The Suvarnabhumi Airport Automated People Mover (APM) (ระบบขนส่งผู้โดยสารอัตโนมัติท่าอากาศยานสุวรรณภูมิ) is an underground automated people mover located in the property of Suvarnabhumi Airport, Bangkok. It opened on 28 September 2023 (the airport's 17th anniversary) as part of the partial opening of Suvarnabhumi Airport Midfield Satellite Concourse 1 (SAT-1) and connects the main terminal with SAT-1. It is the only airport people mover system in Thailand and is 1 km in length.

== Operations ==
There are 2 stations served by the Suvarnabhumi APM: Main Terminal Building (MTB) station and SAT-1 Building station. Trains operate 24 hours a day at 3-minute intervals, taking approximately 2 minutes each way. All stations are equipped with platform screen doors and information screens.

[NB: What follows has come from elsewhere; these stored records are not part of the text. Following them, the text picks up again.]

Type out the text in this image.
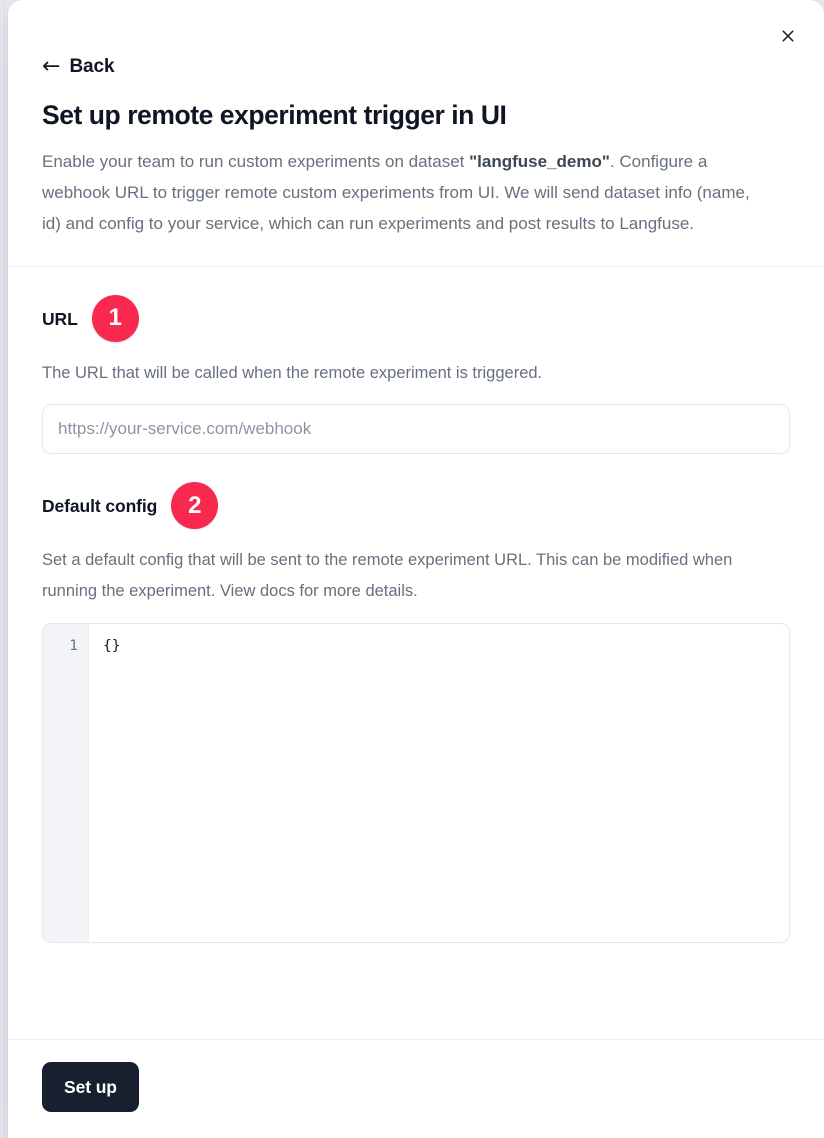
← Back
Set up remote experiment trigger in UI

Enable your team to run custom experiments on dataset "langfuse_demo". Configure a webhook URL to trigger remote custom experiments from UI. We will send dataset info (name, id) and config to your service, which can run experiments and post results to Langfuse.

URL	1

The URL that will be called when the remote experiment is triggered.

https://your-service.com/webhook
Default config	2

Set a default config that will be sent to the remote experiment URL. This can be modified when running the experiment. View docs for more details.

1	{}
Set up
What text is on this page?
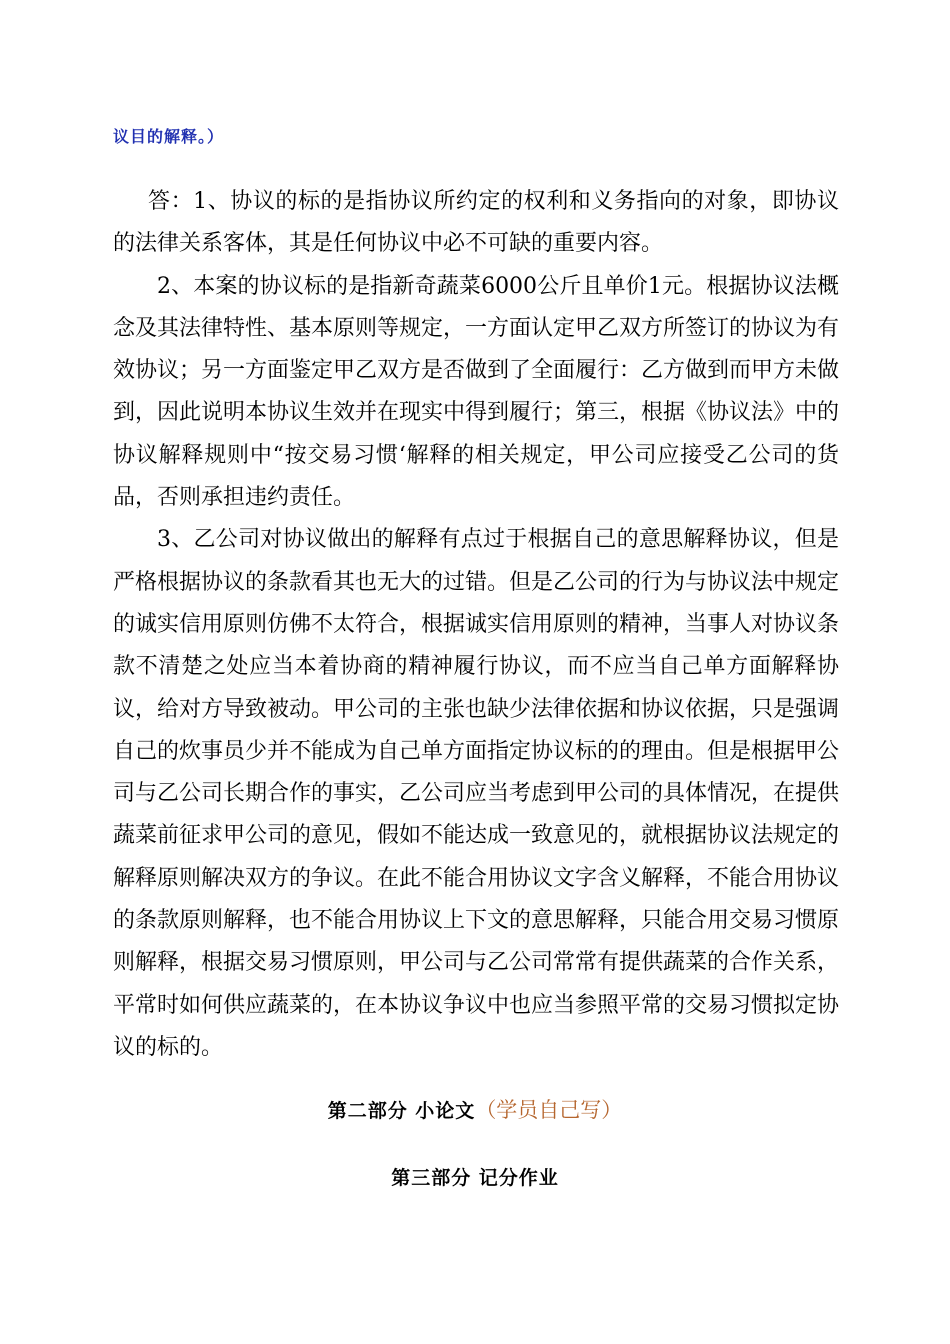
议目的解释。）

答：1、协议的标的是指协议所约定的权利和义务指向的对象，即协议的法律关系客体，其是任何协议中必不可缺的重要内容。

2、本案的协议标的是指新奇蔬菜6000公斤且单价1元。根据协议法概念及其法律特性、基本原则等规定，一方面认定甲乙双方所签订的协议为有效协议；另一方面鉴定甲乙双方是否做到了全面履行：乙方做到而甲方未做到，因此说明本协议生效并在现实中得到履行；第三，根据《协议法》中的协议解释规则中“按交易习惯‘解释的相关规定，甲公司应接受乙公司的货品，否则承担违约责任。

3、乙公司对协议做出的解释有点过于根据自己的意思解释协议，但是严格根据协议的条款看其也无大的过错。但是乙公司的行为与协议法中规定的诚实信用原则仿佛不太符合，根据诚实信用原则的精神，当事人对协议条款不清楚之处应当本着协商的精神履行协议，而不应当自己单方面解释协议，给对方导致被动。甲公司的主张也缺少法律依据和协议依据，只是强调自己的炊事员少并不能成为自己单方面指定协议标的的理由。但是根据甲公司与乙公司长期合作的事实，乙公司应当考虑到甲公司的具体情况，在提供蔬菜前征求甲公司的意见，假如不能达成一致意见的，就根据协议法规定的解释原则解决双方的争议。在此不能合用协议文字含义解释，不能合用协议的条款原则解释，也不能合用协议上下文的意思解释，只能合用交易习惯原则解释，根据交易习惯原则，甲公司与乙公司常常有提供蔬菜的合作关系，平常时如何供应蔬菜的，在本协议争议中也应当参照平常的交易习惯拟定协议的标的。

第二部分 小论文（学员自己写）
第三部分 记分作业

| Station | Transfer/Notes |
|---|---|
| Main Terminal Building (MTB) | Suvarnabhumi Airport Main Terminal Arrivals Gates A-B-C-D-E-F-G |
| SAT-1 Building (SAT-1) | Suvarnabhumi Airport Midfield Satellite Concourse 1 Gates S101-S128 |

== Rolling Stock ==
The system uses the driverless NeoVal (AirVal version) with regenerative braking and rubber tyres running on concrete guideways, similar to that of Rennes Metro Line B. Six two-car sets were produced by the Siemens production plant in Vienna, Austria. It has a car width of 2.80m (9 ft 2 in), with each car having 25 seats. Each train set has a capacity of 210 passengers, and upon calculation, the route can handle 3590 passengers per hour one way. It has a maximum speed of 80 km/h, although the vehicles never reach such speeds in service.

The train uses the automated TrainGuard MT Communicated Based Control System (CBTC) for signalling.

The first train set arrived at Suvarnabhumi Airport on 15 July 2020.